At approximately 8:50 p.m. on October 23, 2009, two police officers responded to a domestic dispute call at an apartment at which the defendant and his girlfriend resided. After determining that the girlfriend had made the 911 emergency telephone call, the officers separated the parties for interviews. While one officer remained just outside of the apartment door with the defendant, the second officer accompanied the girlfriend into the apartment. During this officer’s interview of the girlfriend, she *914led him to a closet and opened a drawer, revealing three guns and ammunition. The defendant was arrested, and the girlfriend signed a statement memorializing her consent to the search. Subsequently, the defendant waived his Miranda rights (see Miranda v Arizona, 384 US 436 [1966]) and wrote out a statement.

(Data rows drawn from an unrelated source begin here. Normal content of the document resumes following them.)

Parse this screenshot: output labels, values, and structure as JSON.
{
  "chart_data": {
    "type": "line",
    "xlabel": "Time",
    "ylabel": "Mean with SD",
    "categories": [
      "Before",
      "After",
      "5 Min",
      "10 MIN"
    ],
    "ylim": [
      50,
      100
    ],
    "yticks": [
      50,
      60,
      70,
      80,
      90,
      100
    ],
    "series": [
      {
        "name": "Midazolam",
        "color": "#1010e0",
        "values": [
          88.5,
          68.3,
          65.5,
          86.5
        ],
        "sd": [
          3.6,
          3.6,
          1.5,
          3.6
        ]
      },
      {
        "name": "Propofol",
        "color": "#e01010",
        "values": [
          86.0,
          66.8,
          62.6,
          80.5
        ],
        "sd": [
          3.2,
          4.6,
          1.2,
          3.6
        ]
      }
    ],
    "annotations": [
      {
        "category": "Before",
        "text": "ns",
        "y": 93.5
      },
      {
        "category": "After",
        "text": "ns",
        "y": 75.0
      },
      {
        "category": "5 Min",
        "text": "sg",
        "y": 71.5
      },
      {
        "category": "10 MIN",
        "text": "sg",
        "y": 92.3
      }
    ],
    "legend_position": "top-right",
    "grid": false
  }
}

The defendant moved to suppress the physical evidence and the written statement. The hearing court granted the motion, and the People appeal.

Warrantless searches are “per se unreasonable under the Fourth Amendment subject only to a few specifically established and well-delineated exceptions” (Katz v United States, 389 US 347, 357 [1967]). One exception is that “the police may lawfully conduct a warrantless search when they have obtained the voluntary consent of a party who possesses the requisite degree of authority and control over the premises or personal property in question” (People v Cosme, 48 NY2d 286, 290 [1979]; see People v Kelly, 58 AD3d 868, 869 [2009]).

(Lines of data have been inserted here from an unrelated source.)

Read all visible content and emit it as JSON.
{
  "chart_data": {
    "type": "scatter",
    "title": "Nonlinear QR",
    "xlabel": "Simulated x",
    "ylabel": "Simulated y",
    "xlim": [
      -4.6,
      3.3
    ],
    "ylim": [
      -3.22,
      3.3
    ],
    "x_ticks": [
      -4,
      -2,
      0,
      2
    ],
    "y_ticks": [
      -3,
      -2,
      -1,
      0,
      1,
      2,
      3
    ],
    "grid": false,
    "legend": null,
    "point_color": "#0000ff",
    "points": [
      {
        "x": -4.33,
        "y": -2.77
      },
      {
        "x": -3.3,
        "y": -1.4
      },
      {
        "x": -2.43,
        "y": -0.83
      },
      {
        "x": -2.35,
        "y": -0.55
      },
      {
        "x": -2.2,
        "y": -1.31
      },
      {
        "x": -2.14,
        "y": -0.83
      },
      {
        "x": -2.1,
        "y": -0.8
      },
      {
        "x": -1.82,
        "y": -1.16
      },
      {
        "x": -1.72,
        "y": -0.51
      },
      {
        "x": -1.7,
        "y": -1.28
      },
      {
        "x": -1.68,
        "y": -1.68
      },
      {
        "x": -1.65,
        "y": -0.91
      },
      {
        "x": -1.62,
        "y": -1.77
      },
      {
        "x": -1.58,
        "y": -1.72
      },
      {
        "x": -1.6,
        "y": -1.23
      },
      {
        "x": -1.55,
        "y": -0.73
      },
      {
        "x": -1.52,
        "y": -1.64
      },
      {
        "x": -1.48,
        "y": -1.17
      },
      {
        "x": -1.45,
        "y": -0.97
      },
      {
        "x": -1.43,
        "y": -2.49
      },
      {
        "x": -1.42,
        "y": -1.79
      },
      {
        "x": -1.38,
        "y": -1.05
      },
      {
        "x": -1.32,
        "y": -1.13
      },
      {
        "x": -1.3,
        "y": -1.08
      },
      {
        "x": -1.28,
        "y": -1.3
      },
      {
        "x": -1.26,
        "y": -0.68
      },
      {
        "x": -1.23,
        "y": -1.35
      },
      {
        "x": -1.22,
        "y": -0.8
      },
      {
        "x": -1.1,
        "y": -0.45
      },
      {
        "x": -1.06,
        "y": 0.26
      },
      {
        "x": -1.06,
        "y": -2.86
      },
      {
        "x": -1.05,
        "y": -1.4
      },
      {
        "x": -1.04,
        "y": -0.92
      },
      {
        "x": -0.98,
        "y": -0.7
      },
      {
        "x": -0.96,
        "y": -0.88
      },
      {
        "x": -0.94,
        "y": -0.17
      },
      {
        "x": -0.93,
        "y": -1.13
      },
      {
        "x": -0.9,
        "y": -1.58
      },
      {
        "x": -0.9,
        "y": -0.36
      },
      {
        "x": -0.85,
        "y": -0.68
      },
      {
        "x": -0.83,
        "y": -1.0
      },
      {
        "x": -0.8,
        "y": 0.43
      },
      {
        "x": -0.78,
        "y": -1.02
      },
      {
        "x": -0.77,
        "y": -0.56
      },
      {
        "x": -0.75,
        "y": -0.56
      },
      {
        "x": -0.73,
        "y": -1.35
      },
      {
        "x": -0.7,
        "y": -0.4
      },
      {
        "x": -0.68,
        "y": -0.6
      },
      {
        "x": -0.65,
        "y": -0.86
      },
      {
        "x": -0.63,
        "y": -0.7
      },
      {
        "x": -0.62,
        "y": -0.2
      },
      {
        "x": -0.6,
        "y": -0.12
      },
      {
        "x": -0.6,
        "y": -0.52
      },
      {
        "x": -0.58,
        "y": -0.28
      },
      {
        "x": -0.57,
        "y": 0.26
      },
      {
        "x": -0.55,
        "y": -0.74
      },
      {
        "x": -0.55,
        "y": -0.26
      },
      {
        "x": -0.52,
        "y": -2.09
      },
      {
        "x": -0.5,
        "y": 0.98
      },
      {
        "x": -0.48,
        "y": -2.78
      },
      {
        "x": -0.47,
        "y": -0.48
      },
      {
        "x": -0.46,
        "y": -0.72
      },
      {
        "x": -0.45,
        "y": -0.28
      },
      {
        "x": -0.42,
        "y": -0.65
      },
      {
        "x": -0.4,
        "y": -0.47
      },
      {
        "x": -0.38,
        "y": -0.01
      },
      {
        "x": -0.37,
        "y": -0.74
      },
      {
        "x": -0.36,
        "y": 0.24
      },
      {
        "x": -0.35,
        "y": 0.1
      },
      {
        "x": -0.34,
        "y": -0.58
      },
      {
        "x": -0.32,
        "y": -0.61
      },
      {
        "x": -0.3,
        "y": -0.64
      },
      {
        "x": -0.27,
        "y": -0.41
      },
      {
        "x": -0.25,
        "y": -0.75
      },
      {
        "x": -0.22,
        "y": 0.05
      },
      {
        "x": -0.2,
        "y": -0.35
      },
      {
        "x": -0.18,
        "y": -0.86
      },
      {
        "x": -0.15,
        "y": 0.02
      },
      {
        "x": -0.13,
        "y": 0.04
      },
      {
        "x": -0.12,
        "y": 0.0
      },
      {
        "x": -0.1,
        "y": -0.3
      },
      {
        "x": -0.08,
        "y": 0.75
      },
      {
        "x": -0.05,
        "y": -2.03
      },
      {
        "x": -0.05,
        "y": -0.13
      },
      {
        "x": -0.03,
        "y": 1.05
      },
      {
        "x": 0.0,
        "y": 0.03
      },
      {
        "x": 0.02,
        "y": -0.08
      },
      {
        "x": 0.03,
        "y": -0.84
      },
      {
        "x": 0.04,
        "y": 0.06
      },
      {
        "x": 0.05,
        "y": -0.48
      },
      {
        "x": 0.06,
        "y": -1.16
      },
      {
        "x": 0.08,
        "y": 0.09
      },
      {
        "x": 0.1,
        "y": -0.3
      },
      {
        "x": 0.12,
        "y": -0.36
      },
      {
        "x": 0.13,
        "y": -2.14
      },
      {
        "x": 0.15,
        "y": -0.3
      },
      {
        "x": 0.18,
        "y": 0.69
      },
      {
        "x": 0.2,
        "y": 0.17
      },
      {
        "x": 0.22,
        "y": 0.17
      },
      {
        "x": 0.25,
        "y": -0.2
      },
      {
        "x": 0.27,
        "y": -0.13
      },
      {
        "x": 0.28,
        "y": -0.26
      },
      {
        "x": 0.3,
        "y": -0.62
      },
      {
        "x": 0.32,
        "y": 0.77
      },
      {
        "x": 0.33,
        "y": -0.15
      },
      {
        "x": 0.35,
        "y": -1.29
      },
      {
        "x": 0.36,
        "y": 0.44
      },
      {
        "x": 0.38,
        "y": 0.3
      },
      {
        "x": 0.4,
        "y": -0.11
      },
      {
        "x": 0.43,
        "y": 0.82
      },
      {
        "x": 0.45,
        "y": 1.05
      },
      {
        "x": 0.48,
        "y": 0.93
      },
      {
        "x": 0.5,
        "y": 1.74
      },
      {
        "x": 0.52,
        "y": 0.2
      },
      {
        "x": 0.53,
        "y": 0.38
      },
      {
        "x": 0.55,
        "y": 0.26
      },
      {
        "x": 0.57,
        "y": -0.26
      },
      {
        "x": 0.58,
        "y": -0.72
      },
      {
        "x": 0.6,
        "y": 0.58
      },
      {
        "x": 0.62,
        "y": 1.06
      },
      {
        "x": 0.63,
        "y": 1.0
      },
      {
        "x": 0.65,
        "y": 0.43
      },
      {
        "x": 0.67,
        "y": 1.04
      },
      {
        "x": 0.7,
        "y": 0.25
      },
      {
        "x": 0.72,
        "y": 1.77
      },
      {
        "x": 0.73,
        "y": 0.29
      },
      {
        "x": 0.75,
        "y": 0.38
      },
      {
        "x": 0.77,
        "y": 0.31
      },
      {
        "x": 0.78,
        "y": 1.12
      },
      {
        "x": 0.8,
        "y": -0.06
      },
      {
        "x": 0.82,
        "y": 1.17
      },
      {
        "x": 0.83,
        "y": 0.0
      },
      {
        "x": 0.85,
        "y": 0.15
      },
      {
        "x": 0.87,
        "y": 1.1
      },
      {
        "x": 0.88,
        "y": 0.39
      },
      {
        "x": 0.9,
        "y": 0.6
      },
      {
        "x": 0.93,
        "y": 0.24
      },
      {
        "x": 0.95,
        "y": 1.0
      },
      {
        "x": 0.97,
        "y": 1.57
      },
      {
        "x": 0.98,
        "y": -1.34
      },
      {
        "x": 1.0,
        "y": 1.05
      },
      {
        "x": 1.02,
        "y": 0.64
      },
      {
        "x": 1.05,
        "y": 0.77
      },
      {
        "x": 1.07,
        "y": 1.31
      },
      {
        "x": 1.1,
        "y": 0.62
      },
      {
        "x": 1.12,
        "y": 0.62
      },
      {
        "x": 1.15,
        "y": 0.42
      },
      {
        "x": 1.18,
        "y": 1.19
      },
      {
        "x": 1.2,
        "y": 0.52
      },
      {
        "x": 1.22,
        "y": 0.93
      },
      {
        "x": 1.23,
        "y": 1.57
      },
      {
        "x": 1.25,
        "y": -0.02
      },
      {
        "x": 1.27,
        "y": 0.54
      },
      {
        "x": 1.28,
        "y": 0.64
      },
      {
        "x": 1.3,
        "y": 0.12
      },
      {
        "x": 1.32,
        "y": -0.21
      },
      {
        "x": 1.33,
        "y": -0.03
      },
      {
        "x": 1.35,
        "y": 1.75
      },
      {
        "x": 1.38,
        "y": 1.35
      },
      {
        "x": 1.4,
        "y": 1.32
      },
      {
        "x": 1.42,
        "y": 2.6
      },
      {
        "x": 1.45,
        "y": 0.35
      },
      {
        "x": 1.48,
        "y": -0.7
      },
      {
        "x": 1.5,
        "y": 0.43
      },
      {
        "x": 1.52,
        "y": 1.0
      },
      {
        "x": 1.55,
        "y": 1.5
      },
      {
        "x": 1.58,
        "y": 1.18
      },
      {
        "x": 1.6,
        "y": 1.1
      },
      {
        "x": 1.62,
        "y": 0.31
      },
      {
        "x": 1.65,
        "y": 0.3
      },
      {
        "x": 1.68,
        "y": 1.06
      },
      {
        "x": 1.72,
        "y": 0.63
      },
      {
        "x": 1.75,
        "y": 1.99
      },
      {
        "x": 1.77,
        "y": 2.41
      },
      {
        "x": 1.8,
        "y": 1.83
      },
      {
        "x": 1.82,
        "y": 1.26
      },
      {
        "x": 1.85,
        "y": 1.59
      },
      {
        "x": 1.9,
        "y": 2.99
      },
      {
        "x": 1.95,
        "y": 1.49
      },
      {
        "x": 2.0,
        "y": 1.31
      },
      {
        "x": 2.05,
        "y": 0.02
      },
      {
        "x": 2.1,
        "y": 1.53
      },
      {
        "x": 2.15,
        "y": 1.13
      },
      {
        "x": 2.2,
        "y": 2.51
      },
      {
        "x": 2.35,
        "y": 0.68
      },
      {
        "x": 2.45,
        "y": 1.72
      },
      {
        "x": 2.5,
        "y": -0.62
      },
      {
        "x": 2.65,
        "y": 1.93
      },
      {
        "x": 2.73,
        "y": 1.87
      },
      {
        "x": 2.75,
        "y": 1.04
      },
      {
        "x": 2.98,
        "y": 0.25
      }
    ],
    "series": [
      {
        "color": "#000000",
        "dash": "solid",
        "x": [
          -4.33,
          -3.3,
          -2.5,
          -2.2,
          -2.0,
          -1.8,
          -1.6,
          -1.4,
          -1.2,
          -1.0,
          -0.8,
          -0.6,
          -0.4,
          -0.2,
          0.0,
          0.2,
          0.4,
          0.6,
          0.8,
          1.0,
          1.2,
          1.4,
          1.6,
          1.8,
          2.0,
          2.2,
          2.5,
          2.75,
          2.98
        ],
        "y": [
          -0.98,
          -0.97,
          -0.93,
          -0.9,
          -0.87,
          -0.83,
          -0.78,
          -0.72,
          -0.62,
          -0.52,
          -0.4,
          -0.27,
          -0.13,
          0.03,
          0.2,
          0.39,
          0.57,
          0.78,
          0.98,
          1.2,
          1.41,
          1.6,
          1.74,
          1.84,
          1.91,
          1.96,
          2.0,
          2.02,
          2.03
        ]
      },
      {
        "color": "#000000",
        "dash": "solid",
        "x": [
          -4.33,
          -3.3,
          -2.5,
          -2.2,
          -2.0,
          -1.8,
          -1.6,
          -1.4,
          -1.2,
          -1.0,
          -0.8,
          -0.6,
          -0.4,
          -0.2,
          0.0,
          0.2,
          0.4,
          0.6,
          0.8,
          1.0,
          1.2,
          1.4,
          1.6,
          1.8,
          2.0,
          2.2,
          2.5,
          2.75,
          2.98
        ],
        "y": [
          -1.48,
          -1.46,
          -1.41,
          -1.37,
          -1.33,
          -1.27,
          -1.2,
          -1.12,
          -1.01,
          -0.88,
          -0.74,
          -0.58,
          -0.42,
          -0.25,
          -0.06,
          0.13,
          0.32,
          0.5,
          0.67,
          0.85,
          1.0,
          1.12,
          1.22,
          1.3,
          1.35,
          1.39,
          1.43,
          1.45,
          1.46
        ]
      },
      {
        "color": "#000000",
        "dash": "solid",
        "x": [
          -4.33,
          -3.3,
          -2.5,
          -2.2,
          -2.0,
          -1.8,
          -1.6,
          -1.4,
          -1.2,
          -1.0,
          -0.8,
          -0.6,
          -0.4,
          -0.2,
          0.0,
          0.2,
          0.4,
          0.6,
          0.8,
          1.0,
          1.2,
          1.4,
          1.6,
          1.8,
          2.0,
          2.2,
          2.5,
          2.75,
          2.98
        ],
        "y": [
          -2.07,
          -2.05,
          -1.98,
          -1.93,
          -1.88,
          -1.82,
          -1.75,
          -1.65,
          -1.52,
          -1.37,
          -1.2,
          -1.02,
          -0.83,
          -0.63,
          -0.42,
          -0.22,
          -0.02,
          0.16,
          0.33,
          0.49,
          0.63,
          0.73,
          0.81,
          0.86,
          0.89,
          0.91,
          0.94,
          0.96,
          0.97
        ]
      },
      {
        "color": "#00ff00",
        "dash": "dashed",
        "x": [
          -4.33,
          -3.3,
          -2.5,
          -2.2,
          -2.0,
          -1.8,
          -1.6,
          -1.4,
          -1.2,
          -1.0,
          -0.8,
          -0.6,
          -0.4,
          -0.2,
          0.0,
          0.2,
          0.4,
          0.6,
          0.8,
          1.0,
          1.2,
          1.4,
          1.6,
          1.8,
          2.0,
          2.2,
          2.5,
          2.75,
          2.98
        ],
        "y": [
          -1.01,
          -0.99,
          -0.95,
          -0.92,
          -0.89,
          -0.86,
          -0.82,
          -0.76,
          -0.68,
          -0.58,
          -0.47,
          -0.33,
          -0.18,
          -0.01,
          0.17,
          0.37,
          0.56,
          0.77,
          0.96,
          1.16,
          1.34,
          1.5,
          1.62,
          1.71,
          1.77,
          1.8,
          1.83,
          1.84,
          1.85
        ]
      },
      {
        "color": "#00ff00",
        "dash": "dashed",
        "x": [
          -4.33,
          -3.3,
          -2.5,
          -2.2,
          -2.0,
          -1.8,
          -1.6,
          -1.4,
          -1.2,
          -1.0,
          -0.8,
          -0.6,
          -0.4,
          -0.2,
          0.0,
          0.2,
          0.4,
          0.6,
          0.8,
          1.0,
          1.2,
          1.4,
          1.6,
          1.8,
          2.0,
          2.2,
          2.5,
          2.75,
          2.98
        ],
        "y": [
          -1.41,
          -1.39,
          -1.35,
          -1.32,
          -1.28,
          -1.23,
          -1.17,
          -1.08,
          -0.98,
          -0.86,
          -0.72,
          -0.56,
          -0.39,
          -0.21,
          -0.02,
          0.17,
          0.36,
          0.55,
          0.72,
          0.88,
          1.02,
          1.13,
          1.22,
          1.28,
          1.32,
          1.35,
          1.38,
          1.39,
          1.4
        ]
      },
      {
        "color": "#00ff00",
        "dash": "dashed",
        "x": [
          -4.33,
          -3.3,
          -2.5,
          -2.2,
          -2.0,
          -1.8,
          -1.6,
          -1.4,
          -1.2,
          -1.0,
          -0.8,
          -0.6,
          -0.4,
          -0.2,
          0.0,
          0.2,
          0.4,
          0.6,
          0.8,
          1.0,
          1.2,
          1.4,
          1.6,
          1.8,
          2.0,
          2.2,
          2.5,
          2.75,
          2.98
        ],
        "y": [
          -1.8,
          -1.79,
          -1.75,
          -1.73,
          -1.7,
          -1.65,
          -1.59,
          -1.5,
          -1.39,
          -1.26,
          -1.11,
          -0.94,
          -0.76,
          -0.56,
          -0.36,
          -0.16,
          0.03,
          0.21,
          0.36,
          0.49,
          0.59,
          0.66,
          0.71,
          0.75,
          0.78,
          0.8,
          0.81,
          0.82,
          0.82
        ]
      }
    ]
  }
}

In Georgia v Randolph (547 US 103 [2006]), the Supreme Court “carved out a very simple, clear, and narrow exception to a co-occupant’s consent to the search of an area over which the co-occupant has common authority” (United States v Lopez, 2007 WL 2696595, *6, 2007 US Dist LEXIS 66937, *15-16 [D Conn 2007], affd 547 F3d 397 [2d Cir 2008], cert denied 556 US 1138 [2009]). The Court held that when law enforcement officers conduct a search, authorized by one co-occupant of a premises, over the express objection of another co-occupant, any further search would be unreasonable as to the objecting co-occupant (see Georgia v Randolph, 547 US 103 [2006]). The Court continued to “draw[ ] a fine line,” and held that if a potential objector is present and objects to a search, a co-occupant’s consent does not suffice for a reasonable search, whereas a potential objector who is “nearby but not invited to take part in the threshold colloquy, loses out” (id. at 121; see United States v Lopez, 547 F3d at 400). The only limitation is that the police may not remove the potentially objecting occupant for the purpose of avoiding a possible objection (see United States v Lopez, 547 F3d at 400).

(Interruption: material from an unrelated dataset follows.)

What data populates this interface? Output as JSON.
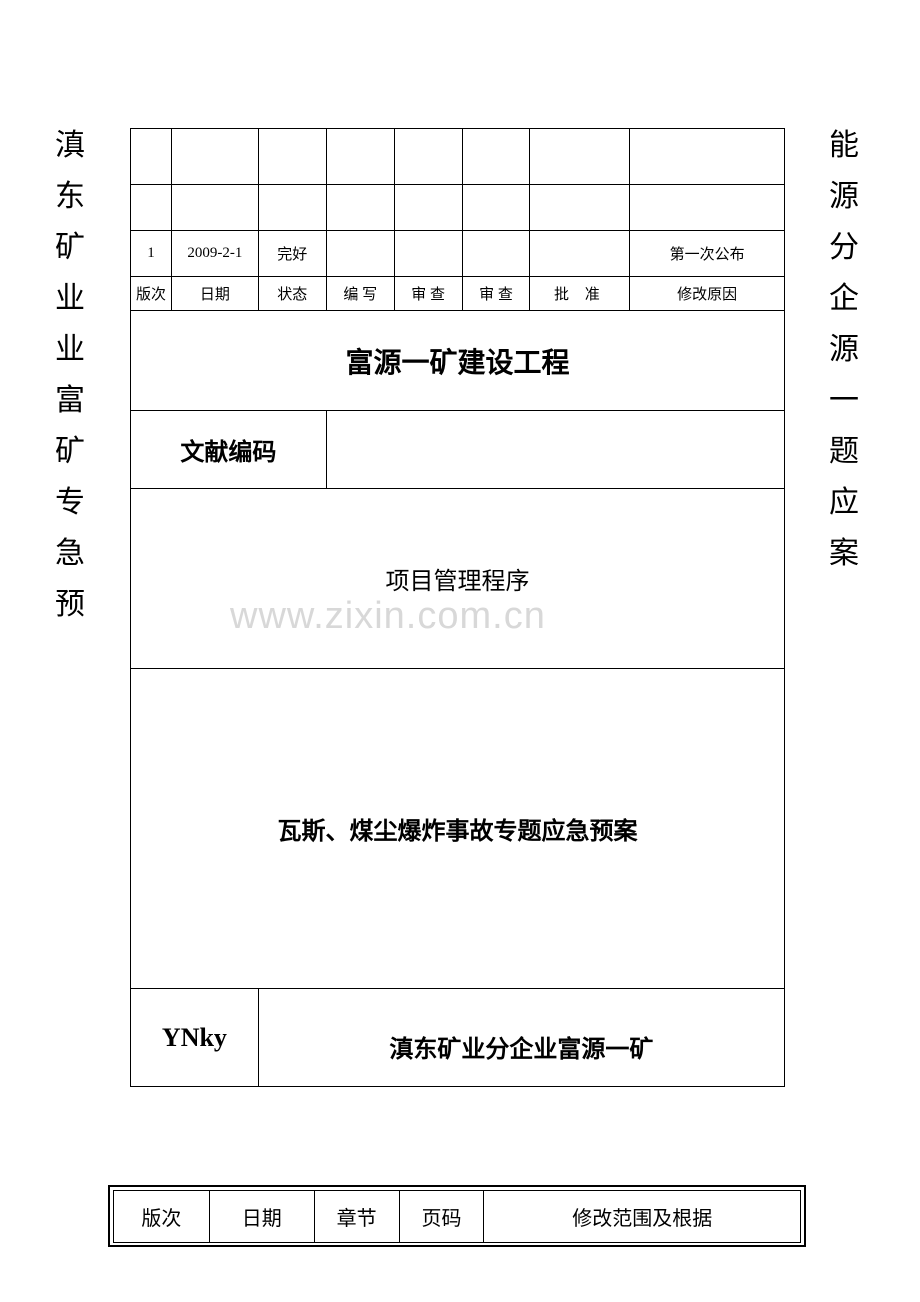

Here, the hearing court erroneously concluded that, in order for the search to be valid, the police officers were required to obtain consent not only from the defendant’s girlfriend, who resided with the defendant, but from the defendant as well. “[L]aw enforcement officers are under no affirmative obligation to request consent from a potentially objecting co-occupant before acting on permission they received from another oc*915cupant” (id. at 400; see Georgia v Randolph, 547 US at 122). Rather, the “onus was on [the defendant] to object to the search” (United States v Lopez, 547 F3d at 400). Moreover, there was no indication that the officers removed the defendant for the purpose of avoiding his potential objection, or that the officers separated the defendant from his girlfriend in order to conceal from him that they would ask her for consent to conduct a search.

Accordingly, the hearing court erred in suppressing the physical evidence (see United States u Lopez, 547 F3d 397 [2008]; United States v Parker, 469 F3d 1074, 1078 [2006]). Furthermore, as the search was valid, the defendant’s written statement should not have been suppressed as the fruit of the poisonous tree (see People v Mais, 71 AD3d 1163, 1165 [2010]; see generally Wong Sun v United States, 371 US 471, 488 [1963]). Dillon, J.P., Leventhal, Austin and Miller, JJ., concur.